Rural hospital closures impact the larger health care ecosystem, resulting in a lack of access to local providers, strained capacity at nearby facilities and increased cost of care for providers and payers, he said.
That domino effect results in delays in seeking care, increased emergency room admissions and increased wait times, he said.
“Patients are frustrated. I hear this a lot,” Hudson said.
Restructuring
Hudson said $190 million in federal aid received this year to support Maine’s rural hospitals — part of a $50 billion national Rural Health Transformation Program to help offset losses tied to Medicaid cuts — could be used to restructure the ecosystem of care.
“One thing Maine can do is, we’re small enough yet big enough to set the example of how health care should be delivered in rural areas,” Hudson said. “This should be a catalyst to do that.”
Maine and the nation, he said, face a future in which health care access will be a patchwork that hinges on business utility and private support, such as for-profit care delivery companies that take commercial insurance, leaving nonprofits to rely on government reimbursement.
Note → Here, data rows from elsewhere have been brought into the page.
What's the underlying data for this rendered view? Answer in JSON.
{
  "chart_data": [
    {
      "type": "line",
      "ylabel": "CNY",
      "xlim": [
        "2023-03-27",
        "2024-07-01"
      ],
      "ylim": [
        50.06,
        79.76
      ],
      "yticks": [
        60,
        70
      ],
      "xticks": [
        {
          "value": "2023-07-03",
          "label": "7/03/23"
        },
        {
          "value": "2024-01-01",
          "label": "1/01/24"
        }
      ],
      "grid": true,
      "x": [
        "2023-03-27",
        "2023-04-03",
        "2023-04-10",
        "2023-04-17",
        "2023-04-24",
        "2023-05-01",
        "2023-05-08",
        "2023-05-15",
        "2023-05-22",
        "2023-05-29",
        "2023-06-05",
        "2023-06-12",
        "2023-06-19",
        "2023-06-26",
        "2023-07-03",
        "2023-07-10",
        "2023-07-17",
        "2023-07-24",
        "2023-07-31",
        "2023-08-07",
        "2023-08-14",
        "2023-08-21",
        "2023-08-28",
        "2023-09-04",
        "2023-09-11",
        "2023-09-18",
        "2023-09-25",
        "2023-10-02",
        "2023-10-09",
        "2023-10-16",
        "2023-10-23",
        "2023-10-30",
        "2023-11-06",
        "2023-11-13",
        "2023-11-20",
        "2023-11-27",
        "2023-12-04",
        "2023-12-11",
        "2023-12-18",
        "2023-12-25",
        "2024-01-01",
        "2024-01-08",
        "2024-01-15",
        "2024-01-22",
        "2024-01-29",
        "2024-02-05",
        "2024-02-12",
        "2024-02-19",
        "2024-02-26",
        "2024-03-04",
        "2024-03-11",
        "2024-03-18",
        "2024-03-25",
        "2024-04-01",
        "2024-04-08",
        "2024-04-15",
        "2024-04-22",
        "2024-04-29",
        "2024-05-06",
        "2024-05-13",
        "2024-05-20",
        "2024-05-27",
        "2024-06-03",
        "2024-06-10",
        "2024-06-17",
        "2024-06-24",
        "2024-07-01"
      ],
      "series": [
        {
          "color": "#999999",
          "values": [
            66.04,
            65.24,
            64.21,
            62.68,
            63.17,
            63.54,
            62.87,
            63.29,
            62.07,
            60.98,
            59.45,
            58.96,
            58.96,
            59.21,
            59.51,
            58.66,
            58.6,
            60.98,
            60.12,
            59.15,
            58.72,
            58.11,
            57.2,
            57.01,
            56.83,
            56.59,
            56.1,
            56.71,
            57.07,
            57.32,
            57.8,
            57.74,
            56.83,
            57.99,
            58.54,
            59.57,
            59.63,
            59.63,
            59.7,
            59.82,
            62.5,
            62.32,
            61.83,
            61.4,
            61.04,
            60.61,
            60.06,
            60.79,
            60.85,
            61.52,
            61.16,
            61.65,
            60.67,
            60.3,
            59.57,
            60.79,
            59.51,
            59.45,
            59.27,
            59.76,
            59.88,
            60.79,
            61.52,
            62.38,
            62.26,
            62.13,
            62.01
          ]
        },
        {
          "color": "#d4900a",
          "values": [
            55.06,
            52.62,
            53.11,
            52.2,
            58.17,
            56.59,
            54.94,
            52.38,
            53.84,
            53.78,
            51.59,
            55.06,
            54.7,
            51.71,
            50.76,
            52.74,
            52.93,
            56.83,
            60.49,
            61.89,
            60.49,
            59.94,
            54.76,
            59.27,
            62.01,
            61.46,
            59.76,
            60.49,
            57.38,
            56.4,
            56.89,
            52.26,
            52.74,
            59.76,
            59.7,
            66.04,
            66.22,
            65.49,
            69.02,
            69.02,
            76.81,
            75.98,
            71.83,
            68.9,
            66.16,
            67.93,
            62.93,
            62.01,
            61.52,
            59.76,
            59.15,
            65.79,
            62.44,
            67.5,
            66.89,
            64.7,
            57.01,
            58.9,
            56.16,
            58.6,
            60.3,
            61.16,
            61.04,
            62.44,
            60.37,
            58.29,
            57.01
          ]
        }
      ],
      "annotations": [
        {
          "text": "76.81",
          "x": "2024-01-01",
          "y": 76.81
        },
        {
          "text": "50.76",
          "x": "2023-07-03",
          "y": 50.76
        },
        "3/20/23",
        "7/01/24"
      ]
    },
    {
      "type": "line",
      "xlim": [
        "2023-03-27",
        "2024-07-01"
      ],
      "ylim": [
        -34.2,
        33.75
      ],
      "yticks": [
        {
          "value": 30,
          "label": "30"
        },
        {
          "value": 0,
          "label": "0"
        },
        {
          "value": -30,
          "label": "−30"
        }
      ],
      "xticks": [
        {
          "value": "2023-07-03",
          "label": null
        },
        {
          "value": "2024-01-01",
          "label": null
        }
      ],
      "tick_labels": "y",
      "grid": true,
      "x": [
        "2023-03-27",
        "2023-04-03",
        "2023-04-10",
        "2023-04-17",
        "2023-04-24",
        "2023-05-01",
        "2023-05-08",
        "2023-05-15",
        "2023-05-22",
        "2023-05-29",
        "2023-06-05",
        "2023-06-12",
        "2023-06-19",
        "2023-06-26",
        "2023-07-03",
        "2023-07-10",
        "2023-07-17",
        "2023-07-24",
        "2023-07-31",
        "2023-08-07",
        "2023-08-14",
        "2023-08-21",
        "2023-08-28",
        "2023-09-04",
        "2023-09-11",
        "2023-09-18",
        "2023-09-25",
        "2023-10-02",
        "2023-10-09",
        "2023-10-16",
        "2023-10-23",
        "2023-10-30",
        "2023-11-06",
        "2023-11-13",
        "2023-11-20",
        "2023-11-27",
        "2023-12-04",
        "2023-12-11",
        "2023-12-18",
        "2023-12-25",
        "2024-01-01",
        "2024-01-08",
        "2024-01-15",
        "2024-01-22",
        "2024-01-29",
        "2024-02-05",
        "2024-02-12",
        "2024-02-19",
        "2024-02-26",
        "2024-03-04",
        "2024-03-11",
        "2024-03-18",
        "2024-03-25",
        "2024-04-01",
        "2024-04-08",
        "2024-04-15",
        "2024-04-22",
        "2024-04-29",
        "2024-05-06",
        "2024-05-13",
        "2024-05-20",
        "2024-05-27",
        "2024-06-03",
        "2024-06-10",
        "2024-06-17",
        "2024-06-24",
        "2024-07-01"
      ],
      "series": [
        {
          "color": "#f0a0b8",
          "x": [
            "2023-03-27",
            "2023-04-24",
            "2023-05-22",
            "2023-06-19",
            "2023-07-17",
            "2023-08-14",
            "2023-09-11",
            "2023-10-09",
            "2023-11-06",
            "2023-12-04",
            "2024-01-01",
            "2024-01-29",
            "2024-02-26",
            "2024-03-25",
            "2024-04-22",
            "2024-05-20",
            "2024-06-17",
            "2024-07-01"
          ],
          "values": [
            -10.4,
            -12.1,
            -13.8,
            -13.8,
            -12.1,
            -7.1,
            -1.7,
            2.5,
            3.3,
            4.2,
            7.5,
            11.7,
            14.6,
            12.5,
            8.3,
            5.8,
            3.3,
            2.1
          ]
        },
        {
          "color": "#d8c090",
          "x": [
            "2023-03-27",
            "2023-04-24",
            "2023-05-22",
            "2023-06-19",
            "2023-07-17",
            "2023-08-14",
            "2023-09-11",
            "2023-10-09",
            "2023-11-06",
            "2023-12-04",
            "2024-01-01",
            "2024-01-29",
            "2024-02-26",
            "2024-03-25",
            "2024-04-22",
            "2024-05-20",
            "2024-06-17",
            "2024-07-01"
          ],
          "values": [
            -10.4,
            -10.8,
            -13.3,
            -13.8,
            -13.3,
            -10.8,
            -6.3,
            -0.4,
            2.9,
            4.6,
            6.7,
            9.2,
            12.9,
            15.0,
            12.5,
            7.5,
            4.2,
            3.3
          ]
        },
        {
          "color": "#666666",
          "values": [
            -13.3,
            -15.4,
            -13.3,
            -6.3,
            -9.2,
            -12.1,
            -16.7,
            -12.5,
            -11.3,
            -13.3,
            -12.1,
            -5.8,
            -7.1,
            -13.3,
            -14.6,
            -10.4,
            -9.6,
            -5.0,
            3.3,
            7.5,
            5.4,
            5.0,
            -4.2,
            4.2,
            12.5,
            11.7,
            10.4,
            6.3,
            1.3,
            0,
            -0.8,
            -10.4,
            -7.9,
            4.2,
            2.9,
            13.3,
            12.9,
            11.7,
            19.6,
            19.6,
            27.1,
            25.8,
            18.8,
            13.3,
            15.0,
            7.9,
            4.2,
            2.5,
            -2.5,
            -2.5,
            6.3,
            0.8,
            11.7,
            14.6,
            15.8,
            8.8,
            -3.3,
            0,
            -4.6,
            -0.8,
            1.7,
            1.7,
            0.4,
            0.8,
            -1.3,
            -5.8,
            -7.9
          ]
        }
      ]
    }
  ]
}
“If we divide Maine that way, the problems will get worse,” said Hudson. “The safety net will no longer provide basic access.”
Instead, he advised collaboration. No organization exists in a vacuum, he said. With just over 30 hospitals in Maine, “If we’re not talking with each other every day, with our insurance partners, with federally qualified health centers and everybody who delivers care across the state to make health care better for all of Maine, then we’re not doing our job.”
Maine needs to focus on patient-centric care, not hospital-centric care, he said.
“We can set the example for rural health care across the United States,” he said.